Na 2º parte da entrevista, Gustavo Santos fala da mágoa com que viveu durante muitos anos por não ter dados ouvidos à avó Celeste e fala também da importância da avó Antónia na sua vida.

Sabemos que os teus avôs partiram quando eras pequeno. O relacionamento que tiveste com eles foi quase inexistente. O que sabes dos teus avôs? Que histórias te foram contadas sobre eles? Se tivessem vivido mais tempo, que avôs achas que teriam sido? E tu que neto terias sido para estes avôs?

Gustavo Santos: Tudo o que sei dos meus avós pode ser lido no meu novo livro, “O CAMINHO”. E sim, tenho pena de não ter contactado mais tempo com eles. Teria muito a aprender e, em exceção a esta minha última avó a quem dedico esse livro, muito mais para lhes dar. Fui, durante grande parte da minha vida, alienado do conceito de família, como tal, não os soube aproveitar na medida que podia. Dei o meu melhor. Já não me culpo e espero, numa próxima vida, crescer mais depressa ou ter mais oportunidades para me sentar aos seus colos e ouvir as suas histórias. No fim, e é isso que conta, fui o melhor neto que podia ser. Sinto um orgulho enorme na forma como cuidei, até ao último suspiro, da minha querida avó Antónia.

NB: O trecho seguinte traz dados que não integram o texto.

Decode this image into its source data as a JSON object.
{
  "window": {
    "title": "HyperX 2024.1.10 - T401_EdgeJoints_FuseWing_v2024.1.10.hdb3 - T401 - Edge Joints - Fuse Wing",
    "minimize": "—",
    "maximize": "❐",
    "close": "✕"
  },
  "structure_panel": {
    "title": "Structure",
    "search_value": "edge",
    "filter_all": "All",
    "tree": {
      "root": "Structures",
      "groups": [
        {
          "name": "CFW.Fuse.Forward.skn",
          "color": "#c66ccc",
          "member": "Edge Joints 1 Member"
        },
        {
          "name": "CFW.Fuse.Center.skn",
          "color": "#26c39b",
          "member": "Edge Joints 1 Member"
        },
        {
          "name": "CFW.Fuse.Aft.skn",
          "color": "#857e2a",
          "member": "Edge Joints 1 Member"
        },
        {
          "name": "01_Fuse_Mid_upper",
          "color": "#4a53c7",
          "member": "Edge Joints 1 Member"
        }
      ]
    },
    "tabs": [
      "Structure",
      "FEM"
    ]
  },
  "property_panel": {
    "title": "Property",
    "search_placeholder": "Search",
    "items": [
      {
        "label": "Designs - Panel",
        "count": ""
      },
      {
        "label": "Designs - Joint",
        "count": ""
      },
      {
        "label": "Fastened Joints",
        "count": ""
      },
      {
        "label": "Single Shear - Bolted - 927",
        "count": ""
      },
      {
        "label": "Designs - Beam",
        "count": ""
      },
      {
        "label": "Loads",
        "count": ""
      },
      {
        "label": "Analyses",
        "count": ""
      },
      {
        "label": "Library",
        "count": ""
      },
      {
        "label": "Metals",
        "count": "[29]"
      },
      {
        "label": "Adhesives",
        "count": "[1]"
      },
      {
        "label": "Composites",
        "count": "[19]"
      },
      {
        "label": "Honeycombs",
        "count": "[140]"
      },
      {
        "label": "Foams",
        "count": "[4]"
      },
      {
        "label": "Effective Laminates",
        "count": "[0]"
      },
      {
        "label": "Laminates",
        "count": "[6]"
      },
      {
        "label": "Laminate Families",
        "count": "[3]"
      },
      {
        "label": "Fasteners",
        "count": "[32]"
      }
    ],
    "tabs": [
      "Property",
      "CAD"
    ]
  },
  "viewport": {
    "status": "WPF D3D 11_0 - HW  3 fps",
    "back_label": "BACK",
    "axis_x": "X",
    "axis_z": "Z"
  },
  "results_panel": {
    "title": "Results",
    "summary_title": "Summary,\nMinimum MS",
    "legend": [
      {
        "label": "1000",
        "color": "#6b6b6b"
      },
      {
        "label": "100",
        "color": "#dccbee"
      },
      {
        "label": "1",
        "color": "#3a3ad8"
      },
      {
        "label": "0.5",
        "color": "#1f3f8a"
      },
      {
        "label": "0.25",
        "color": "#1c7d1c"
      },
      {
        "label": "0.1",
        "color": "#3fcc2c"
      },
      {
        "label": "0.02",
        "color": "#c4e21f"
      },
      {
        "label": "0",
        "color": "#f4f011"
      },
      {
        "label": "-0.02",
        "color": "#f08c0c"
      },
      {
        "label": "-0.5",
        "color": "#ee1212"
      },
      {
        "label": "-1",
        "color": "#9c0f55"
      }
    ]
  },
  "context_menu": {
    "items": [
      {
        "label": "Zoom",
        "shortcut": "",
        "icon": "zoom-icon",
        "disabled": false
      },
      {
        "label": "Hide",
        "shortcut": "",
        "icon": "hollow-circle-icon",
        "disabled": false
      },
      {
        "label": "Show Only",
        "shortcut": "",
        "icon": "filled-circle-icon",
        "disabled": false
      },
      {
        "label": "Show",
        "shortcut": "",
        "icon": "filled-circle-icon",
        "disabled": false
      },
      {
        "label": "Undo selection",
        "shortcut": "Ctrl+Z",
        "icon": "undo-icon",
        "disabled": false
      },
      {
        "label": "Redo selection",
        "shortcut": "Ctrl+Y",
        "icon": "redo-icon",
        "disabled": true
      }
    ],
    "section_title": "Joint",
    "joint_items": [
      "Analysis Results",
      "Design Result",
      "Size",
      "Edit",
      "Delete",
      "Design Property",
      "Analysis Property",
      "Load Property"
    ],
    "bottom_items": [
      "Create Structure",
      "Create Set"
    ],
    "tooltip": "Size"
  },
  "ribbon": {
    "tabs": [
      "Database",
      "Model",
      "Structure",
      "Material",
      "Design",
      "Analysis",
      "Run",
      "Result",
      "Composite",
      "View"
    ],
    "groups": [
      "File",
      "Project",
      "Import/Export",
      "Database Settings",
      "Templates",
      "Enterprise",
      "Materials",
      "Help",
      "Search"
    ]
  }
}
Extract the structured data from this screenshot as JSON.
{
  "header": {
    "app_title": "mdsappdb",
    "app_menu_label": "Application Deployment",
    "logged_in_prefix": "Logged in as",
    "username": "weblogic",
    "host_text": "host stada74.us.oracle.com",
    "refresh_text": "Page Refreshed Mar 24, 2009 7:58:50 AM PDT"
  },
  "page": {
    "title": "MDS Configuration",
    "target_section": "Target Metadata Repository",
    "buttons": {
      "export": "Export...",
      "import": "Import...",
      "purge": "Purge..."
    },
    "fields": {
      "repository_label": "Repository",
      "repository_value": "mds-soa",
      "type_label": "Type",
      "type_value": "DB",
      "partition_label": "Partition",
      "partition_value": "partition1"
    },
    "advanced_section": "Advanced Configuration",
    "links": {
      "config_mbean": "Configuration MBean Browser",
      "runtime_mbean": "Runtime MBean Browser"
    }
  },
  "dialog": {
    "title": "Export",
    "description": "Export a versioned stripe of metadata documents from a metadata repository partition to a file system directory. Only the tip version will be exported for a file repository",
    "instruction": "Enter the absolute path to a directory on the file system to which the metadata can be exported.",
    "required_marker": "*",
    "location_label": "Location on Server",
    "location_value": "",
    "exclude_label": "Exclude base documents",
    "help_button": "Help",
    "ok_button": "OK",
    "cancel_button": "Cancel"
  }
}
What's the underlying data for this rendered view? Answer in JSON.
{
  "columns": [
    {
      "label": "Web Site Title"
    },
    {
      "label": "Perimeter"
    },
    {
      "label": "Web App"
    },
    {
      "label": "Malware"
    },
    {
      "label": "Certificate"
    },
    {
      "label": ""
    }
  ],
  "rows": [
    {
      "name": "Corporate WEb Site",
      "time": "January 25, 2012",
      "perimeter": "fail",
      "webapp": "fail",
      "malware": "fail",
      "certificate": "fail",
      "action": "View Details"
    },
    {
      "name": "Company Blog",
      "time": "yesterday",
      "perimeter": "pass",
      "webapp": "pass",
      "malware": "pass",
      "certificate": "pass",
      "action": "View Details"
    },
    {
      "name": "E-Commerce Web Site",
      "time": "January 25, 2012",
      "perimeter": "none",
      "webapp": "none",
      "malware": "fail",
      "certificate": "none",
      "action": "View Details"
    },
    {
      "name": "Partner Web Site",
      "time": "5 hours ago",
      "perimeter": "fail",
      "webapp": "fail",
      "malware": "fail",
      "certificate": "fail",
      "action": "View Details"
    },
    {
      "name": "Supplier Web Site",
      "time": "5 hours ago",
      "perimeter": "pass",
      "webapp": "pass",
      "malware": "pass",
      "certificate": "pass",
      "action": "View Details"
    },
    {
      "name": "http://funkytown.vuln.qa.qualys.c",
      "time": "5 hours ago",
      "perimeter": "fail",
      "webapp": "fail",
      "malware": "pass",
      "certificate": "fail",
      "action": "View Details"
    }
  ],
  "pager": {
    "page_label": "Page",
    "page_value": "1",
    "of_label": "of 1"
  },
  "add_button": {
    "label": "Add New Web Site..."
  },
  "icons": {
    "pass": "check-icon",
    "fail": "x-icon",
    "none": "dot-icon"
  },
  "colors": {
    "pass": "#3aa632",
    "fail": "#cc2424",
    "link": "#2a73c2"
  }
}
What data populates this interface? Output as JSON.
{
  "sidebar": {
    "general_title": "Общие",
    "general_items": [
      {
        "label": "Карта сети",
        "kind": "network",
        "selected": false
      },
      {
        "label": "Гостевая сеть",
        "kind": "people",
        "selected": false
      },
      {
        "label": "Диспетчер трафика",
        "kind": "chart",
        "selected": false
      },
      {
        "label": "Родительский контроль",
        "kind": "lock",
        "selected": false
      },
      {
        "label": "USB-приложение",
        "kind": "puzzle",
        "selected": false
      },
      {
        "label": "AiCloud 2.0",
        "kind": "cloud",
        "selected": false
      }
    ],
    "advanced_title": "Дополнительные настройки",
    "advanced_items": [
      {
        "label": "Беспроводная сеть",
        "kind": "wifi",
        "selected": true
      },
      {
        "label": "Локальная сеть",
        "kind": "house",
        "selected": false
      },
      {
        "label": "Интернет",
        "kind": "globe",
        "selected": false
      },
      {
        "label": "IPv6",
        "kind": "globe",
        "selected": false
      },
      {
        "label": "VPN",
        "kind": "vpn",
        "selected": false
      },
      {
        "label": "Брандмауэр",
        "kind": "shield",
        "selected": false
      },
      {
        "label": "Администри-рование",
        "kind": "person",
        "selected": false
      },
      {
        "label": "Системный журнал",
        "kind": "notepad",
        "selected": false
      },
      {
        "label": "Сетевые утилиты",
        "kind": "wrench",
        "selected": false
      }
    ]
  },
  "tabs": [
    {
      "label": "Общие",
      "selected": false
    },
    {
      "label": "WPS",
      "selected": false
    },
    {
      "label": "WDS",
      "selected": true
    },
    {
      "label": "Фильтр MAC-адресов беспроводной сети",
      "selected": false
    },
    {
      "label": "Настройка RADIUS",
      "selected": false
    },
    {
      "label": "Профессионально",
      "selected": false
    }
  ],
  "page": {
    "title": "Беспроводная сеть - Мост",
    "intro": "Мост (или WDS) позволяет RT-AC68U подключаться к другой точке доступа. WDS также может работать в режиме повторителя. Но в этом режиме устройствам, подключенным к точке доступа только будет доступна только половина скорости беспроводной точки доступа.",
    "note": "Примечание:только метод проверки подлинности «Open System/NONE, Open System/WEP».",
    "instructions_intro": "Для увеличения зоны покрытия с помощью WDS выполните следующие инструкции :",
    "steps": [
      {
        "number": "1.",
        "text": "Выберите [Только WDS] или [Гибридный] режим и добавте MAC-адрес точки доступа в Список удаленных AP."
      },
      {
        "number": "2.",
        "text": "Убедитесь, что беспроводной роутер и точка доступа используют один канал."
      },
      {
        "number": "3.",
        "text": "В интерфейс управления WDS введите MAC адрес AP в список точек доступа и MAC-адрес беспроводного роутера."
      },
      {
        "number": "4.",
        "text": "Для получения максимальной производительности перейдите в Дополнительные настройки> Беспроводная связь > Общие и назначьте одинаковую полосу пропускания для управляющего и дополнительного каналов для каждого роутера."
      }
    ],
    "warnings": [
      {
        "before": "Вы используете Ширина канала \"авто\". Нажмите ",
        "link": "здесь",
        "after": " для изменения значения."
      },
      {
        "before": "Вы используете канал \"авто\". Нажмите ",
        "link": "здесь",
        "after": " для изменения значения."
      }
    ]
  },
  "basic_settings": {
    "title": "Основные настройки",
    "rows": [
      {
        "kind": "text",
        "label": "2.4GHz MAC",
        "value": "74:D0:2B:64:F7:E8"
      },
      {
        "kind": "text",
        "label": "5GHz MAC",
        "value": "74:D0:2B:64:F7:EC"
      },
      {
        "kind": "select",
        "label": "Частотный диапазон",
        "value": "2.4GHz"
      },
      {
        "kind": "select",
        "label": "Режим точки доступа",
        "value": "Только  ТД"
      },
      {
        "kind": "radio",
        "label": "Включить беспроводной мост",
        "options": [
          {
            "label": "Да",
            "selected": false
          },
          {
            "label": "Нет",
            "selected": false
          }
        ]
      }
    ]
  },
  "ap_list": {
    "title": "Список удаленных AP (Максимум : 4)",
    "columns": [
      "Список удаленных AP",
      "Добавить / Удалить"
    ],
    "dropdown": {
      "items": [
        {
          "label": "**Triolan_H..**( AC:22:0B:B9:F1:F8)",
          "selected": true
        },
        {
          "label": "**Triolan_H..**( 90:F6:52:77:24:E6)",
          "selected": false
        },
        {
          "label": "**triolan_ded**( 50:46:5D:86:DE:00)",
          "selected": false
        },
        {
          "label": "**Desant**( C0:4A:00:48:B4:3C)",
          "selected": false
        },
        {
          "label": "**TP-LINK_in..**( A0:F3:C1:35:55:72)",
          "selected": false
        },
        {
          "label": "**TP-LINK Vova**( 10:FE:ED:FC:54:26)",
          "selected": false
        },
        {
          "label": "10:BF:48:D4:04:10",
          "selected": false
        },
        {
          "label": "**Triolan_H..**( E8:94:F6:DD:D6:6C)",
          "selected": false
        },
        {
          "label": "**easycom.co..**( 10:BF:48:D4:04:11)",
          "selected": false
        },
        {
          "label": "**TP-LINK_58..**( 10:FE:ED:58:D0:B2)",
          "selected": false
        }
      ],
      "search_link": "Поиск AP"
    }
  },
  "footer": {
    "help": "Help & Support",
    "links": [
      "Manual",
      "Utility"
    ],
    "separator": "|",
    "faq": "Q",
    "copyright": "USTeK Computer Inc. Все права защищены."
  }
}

Quem foram, onde viveram? Que herança genética recebeste desses avôs que praticamente não conheceste?

Gustavo Santos: Foram o melhor que souberam, viveram entre as Caldas da Rainha/Santarém (avós paternos) e Montijo/Lisboa (avós maternos). Recebemos todos uns dos outros. Acredito, pelo que me contam e pelo que testemunhei, que a maior herança que recebi foi a capacidade de lutar, de me superar e de amar incondicionalmente.

Sabemos que não não partilhaste com a tua avó Celeste o amor e os afetos que querias ter partilhado. Apesar de viveres o “Agora” e lidares bem com o teu passado, houve uma altura da tua vida em que essa carência te marcou de alguma forma. Fala-nos a tua avó Celeste.

Gustavo Santos: A minha avó Celeste, mãe do meu pai, era um portento de metro e meio que fazia um puré de batata de bradar aos céus. Uma senhora adorável que fazia tudo para os outros. Julgo que passou a vida inteira a esquecer-se de si mesma. Vivia em Santarém, o meu local favorito para passar férias em miúdo. Era maluco e ela, coitadinha, tinha de levar comigo. Ela dava-me a liberdade que nunca sentira. E depois abusava. Recordo-a com muita estima. Na verdade, nunca fui para ela o neto que vim a ser. Não fui a tempo e isso, anos mais tarde, virou-se contra mim. Foi preciso um longo e profundo trabalho interior para me perdoar. Aliás, o perdão só veio a acontecer quando lhe dediquei o meu terceiro livro, “A DANÇA DA VIDA”.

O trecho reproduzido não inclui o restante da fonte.